Der Warnstreik ist Teil der laufenden Tarifverhandlungen an den vier Universitätskliniken in Freiburg, Heidelberg, Tübingen und Ulm. Vor der dritten und vorerst letzten Verhandlungsrunde am Mittwoch in Stuttgart erhöht ver.di damit den Druck auf die Arbeitgeber.
Die Gewerkschaft wirft dem Arbeitgeberverband vor, Reallohnverluste festschreiben zu wollen. Kritisiert werden unter anderem eine Laufzeit von 32 Monaten, eine mögliche Ausweitung der Wochenarbeitszeit auf bis zu 45 Stunden, geplante Änderungen bei der Jahressonderzahlung sowie die Kündigung des Rationalisierungsschutz-Tarifvertrags.
Die Arbeitgeber hatten zuletzt nach acht Monaten ohne tabellenwirksame Erhöhung eine Einmalzahlung von 400 Euro sowie gestaffelte Gehaltserhöhungen von insgesamt 4,75 Prozent bis Ende 2028 angeboten.

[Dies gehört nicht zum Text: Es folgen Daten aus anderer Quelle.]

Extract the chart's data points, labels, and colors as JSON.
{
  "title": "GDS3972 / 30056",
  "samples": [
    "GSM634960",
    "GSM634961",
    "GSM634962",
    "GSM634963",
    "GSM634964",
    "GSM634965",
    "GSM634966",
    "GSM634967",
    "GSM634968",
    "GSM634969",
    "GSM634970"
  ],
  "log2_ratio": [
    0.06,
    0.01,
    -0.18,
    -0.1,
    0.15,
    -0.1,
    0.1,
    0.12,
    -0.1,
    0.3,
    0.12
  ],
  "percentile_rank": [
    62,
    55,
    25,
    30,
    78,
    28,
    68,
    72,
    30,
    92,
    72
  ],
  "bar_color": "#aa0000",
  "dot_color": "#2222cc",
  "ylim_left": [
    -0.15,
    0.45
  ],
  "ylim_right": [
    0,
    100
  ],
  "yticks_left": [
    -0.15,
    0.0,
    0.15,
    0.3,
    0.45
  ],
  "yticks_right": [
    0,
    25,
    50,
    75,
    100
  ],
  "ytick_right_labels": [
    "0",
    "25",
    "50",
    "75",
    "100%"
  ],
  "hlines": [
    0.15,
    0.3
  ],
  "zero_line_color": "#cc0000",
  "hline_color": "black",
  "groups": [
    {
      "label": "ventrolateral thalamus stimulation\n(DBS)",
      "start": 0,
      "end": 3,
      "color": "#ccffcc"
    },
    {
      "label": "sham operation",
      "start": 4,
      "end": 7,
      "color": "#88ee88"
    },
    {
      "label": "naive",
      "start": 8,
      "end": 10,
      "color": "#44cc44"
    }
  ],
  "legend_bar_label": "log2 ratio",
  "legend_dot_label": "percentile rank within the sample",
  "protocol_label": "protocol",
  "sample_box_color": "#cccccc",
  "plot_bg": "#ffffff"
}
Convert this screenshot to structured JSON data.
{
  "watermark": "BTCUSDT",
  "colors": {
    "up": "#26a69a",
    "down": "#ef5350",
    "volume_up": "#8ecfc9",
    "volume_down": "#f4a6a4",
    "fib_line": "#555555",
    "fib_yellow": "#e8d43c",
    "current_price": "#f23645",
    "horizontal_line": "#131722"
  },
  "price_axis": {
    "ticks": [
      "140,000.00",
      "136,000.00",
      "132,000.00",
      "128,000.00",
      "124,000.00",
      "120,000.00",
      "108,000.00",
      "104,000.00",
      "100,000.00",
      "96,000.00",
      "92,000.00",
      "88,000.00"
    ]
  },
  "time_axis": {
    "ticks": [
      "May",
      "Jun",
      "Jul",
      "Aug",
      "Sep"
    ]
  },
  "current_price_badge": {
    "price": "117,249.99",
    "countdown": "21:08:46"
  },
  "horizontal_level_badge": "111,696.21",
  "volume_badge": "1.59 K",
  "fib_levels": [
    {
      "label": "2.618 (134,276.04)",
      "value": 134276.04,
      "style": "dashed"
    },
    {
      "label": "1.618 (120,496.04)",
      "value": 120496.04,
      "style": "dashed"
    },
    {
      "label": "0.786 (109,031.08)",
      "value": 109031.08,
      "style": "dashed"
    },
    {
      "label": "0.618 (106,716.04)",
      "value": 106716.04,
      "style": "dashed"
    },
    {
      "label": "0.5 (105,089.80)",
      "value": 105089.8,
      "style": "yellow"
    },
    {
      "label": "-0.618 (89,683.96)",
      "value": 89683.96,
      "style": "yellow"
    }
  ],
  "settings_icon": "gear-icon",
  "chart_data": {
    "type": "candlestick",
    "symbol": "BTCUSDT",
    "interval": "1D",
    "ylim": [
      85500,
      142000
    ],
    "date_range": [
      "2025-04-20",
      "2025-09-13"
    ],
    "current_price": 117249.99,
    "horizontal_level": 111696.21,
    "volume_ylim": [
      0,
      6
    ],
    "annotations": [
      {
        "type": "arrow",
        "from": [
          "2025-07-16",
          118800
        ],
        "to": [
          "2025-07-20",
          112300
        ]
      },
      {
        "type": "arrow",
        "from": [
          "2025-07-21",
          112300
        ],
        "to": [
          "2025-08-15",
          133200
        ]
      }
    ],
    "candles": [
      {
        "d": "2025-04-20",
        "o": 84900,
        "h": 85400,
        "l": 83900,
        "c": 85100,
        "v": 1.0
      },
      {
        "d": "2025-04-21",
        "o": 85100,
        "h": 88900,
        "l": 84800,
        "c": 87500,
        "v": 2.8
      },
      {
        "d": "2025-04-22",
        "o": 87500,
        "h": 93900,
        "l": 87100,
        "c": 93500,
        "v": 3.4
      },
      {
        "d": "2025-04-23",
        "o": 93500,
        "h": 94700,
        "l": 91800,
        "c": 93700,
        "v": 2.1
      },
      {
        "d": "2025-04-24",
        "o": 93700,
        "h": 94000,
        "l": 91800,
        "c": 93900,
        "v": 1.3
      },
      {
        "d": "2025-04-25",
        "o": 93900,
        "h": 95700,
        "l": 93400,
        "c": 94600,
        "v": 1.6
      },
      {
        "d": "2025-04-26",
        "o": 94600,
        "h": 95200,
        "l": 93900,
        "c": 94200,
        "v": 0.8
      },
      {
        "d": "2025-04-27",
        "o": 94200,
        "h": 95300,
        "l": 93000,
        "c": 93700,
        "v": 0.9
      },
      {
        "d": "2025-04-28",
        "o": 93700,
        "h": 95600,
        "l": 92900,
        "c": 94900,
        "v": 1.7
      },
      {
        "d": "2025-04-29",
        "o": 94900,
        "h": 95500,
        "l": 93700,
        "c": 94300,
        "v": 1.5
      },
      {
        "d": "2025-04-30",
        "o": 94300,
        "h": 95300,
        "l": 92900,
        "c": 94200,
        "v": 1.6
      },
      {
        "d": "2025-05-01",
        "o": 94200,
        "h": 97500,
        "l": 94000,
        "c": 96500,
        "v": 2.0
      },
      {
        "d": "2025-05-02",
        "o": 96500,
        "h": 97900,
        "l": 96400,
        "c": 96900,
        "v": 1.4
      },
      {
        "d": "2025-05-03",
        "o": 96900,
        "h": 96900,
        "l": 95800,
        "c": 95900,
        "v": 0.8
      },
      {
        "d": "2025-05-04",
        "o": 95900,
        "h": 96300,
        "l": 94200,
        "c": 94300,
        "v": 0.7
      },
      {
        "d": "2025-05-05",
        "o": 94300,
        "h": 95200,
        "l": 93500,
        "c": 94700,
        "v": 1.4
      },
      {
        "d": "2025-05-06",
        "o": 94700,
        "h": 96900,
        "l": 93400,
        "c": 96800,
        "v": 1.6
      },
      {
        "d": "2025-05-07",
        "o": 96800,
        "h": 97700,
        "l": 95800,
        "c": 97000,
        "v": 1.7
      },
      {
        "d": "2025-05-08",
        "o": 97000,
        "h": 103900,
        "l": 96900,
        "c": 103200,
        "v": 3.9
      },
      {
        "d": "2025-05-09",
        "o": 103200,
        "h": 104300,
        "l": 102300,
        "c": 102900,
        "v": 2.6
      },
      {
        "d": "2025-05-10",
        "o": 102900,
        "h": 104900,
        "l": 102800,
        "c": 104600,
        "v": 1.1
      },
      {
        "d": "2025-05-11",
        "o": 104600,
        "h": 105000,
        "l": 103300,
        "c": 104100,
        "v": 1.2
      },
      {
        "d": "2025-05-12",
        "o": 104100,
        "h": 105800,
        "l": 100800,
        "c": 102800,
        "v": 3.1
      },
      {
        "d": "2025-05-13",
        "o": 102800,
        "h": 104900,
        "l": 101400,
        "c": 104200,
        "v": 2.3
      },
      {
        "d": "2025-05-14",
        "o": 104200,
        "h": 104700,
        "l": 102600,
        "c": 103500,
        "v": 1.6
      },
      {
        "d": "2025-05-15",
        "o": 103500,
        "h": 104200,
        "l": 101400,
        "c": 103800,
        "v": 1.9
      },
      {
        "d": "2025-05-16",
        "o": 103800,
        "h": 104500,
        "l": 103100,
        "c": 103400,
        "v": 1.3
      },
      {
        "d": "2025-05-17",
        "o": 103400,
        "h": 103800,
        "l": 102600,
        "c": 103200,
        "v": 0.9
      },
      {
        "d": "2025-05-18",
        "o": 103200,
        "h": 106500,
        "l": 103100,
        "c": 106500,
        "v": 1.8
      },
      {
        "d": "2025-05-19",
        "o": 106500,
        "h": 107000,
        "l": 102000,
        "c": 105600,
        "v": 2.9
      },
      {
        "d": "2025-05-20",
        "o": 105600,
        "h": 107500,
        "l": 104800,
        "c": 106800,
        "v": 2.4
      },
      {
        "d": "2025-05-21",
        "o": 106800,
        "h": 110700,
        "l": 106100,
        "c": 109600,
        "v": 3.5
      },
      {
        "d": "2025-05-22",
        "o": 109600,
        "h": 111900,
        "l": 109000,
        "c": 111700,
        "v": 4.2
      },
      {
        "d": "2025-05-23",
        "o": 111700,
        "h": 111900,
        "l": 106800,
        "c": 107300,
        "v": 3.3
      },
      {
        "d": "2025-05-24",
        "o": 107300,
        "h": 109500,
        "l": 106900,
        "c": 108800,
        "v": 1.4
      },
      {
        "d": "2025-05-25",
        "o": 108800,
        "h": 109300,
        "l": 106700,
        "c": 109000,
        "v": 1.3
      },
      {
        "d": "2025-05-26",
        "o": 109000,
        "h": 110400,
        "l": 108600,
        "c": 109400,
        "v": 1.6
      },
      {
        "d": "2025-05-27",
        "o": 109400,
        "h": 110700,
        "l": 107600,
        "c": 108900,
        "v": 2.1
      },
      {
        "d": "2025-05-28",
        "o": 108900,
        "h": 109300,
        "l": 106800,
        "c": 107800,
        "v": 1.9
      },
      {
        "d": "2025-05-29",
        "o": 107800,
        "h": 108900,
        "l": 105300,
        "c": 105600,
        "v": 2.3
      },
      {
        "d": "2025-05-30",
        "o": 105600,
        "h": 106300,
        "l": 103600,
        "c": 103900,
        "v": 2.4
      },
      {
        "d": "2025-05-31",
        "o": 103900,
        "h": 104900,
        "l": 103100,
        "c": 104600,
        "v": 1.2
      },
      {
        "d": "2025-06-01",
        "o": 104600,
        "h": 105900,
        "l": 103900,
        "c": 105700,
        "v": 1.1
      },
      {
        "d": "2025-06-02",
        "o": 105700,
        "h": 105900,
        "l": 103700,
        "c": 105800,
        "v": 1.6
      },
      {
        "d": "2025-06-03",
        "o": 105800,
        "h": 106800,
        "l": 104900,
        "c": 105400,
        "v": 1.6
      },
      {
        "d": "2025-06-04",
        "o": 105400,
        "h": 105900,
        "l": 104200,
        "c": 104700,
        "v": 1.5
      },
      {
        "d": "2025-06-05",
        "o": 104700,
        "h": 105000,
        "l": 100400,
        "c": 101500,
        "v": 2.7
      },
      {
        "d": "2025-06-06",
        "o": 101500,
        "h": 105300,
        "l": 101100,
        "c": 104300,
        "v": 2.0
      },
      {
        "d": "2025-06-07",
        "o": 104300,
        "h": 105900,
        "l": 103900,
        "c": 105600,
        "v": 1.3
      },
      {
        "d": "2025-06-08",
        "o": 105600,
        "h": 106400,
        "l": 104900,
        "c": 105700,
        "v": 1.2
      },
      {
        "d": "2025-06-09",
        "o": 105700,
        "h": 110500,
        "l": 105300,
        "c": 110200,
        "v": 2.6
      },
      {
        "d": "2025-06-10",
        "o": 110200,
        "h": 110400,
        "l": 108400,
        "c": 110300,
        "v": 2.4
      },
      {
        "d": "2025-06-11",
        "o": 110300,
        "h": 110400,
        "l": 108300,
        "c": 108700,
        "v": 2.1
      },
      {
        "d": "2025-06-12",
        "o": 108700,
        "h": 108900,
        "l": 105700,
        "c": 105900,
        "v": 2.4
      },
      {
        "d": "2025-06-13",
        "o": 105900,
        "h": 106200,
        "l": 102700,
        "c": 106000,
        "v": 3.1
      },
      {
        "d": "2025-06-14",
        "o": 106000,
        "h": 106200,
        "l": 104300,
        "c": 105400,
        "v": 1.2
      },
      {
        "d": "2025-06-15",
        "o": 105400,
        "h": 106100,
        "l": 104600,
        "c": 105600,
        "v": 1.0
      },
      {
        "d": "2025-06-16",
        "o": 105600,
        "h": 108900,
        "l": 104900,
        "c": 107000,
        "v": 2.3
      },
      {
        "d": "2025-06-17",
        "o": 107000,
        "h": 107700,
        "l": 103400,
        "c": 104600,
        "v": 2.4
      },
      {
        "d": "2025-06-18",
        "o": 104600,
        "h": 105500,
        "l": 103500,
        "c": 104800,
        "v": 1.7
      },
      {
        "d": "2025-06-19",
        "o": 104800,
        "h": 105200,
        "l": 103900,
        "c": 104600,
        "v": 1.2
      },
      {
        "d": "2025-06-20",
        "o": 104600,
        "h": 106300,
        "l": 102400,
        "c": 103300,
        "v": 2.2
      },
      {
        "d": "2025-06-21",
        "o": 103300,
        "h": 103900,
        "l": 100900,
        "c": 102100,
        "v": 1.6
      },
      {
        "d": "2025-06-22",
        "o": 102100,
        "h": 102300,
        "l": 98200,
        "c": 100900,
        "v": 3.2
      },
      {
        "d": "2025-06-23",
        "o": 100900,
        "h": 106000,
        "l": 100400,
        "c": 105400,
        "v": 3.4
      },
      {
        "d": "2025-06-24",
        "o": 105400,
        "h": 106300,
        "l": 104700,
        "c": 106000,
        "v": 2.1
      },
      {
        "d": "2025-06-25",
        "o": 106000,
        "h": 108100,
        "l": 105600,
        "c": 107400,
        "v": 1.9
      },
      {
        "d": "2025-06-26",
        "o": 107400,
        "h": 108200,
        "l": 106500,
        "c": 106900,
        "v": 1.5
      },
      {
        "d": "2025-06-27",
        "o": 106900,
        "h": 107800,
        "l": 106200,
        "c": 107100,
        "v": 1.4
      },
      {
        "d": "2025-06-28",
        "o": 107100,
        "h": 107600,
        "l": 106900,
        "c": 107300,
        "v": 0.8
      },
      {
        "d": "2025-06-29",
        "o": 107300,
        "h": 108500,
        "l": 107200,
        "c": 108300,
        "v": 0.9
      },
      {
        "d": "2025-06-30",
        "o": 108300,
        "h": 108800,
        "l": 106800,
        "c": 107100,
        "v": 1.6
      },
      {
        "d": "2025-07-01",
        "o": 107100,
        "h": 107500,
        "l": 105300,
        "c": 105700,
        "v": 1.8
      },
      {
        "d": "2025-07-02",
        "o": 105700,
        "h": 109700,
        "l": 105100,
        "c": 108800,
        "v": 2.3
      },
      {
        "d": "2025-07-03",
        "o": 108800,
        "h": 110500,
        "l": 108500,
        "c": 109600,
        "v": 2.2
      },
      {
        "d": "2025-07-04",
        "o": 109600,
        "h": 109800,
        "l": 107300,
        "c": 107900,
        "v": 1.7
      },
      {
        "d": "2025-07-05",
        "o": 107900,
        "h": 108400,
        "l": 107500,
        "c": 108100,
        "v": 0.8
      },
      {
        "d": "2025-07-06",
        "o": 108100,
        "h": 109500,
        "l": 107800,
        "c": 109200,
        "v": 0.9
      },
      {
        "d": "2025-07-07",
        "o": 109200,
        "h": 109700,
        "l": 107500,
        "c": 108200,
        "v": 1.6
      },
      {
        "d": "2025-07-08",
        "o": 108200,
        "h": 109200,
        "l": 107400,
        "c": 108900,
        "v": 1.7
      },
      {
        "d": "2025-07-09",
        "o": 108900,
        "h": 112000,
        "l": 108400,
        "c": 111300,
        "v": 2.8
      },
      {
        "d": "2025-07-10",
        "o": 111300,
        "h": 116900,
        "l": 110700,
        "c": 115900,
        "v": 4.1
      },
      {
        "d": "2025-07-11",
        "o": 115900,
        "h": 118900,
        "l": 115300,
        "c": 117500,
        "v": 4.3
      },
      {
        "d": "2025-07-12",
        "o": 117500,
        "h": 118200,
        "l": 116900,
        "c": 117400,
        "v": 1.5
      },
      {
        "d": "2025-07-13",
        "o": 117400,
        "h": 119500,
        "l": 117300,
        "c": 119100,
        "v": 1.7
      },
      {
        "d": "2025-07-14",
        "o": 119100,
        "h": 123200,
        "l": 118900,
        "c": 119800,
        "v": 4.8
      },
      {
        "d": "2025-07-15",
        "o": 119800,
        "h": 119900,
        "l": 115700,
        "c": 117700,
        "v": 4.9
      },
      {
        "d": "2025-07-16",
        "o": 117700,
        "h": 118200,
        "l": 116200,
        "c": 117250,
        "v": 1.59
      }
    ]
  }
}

ver.di fordert dagegen 7,5 Prozent mehr Lohn, mindestens jedoch 320 Euro pro Monat, für Auszubildende und Praktikanten 250 Euro mehr sowie weitere Verbesserungen bei Arbeitsbedingungen und Eingruppierungen.
In Freiburg sind mehrere Protestaktionen geplant. Am Montag findet um 13 Uhr eine Kundgebung vor dem HNO-Hörsaal in der Killianstraße statt. Am Dienstag startet um 11.30 Uhr dort eine Demonstration in die Freiburger Innenstadt. Die Abschlusskundgebung auf dem Augustinerplatz beginnt gegen 12.30 Uhr. Am Mittwoch reisen Delegationen aus allen vier Unikliniken zur Kundgebung vor dem Verhandlungslokal in Stuttgart.